Welcome to our dedicated page for Mesa Air Group SEC filings (Ticker: MESA), a comprehensive resource for investors and traders seeking official regulatory documents including 10-K annual reports, 10-Q quarterly earnings, 8-K material events, and insider trading forms.
Mesa Air Group, Inc. filings document the completed transition in which the Mesa legal entity became Republic Airways Holdings Inc. and the business conducted by legacy Republic became the primary business of the company. Material-event reports describe merger closing matters, amended financial-statement exhibits, operating results, Regulation FD disclosures and the registered common stock now trading under the RJET symbol on Nasdaq.
The filing record also covers capital-structure items, including an unregistered common-stock issuance, escrow share releases, debt forgiveness and share cancellation tied to legacy Mesa obligations.

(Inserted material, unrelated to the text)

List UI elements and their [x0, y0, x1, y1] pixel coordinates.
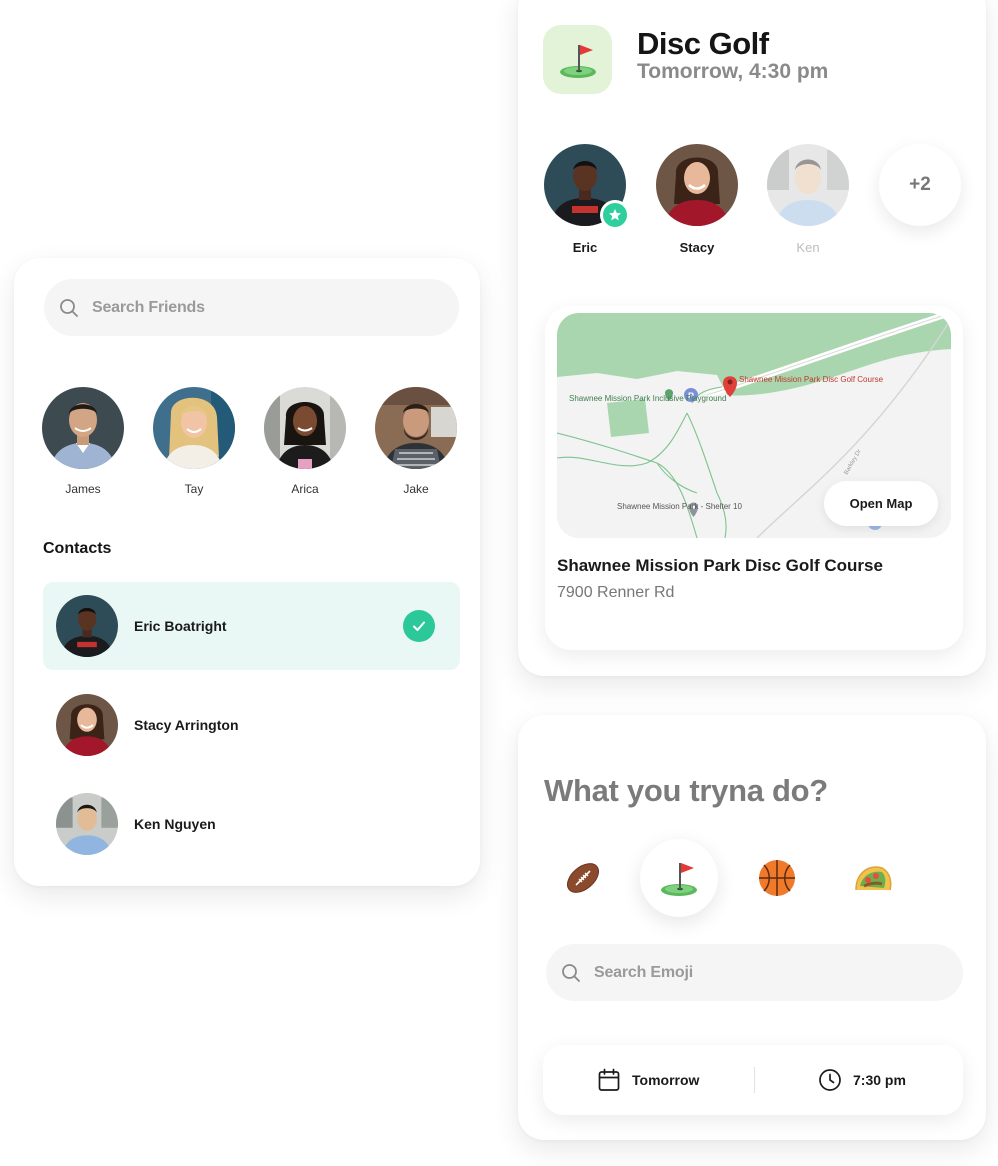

Proxy materials address annual meeting voting, director elections, executive compensation, auditor ratification and board governance, while later 8-Ks record executive succession and other governance matters.
Mesa Air Group (MESA) – Form 4 insider filing: Chief Executive Officer Jonathan G. Ornstein reported the vesting and conversion of 88,138 restricted shares on 18-Jun-2025 (transaction code M). The shares were issued at $0 cost under the company’s 2018 Equity Incentive Plan, increasing his directly held common-stock position to 1,010,014 shares. In addition, he still holds 387,753 unvested/derivative shares linked to various restricted-stock awards.
The original grant, made 18-Jun-2024, totals 264,412 shares and vests in three equal tranches. Following the 2025 vest, two further tranches of 88,137 shares are scheduled for 18-Jun-2026 and 18-Jun-2027. The filing notes that vesting may accelerate upon a change-of-control event, including the company’s pending merger with Republic Airways Holding Inc.
No open-market purchase occurred; therefore, immediate cash outflow for the executive is zero, while share count dilution is modest relative to Mesa’s public float. The report signals continued equity-based compensation and aligns the CEO’s financial incentives with shareholder value, but also highlights potential accelerated dilution and compensation expense if the merger closes before the normal vesting dates.
Form 4 filing overview: Mesa Air Group (ticker MESA) reports that President & Chief Financial Officer Michael Lotz acquired 69,064 common shares on 18 June 2025. The transaction is coded “M,” indicating the conversion of a derivative security—specifically the first tranche of a restricted-stock award granted on 18 June 2024 under the company’s 2018 Equity Incentive Plan.
Resulting ownership: Following the conversion, Lotz now directly owns 578,134 common shares and continues to hold 303,784 restricted-stock units (RSUs) that remain un-converted.
Award structure & future vesting: • Total original RSU grant: 207,191 shares. • Tranche schedule: 69,063 shares vest on 18 June 2026 and 69,064 on 18 June 2027. • The plan allows accelerated vesting upon a change of control, including the pending merger with Republic Airways Holding Inc.
Investor takeaways:
- The acquisition adds roughly 13% to Lotz’s previously reported direct share count, marginally increasing insider ownership.
- Because the shares were delivered at a $0 exercise price, the transaction does not represent an open-market cash purchase; its signalling value is therefore limited.
- The change-of-control clause confirms that, if the Republic Airways deal closes before 2027, remaining tranches could vest sooner, potentially increasing insider liquidity.
Form 4 filing summary – Mesa Air Group, Inc. (MESA)
Executive Vice President, General Counsel and Secretary Brian S. Gillman reported the vesting and automatic conversion of 23,504 restricted stock units (RSUs) into common shares on 18 June 2025 (Transaction Code M). The RSUs carried a $0 exercise price and stem from a 70,510-share award granted on 18 June 2024 under the company’s 2018 Equity Incentive Plan.
- Post-transaction ownership: 155,530 common shares held directly.
- Remaining unvested derivative securities: 102,998 RSUs.
- Future vesting schedule: two equal tranches of 23,503 shares on 18 June 2026 and 18 June 2027, respectively.
- Acceleration clause: Vesting may accelerate upon a change-of-control event, specifically the pending merger with Republic Airways Holding Inc. if consummated before scheduled vesting.
No open-market purchase or sale occurred; the transaction reflects routine equity compensation vesting. The filing offers a small signal of insider equity alignment and highlights the potential timing implication of the announced merger.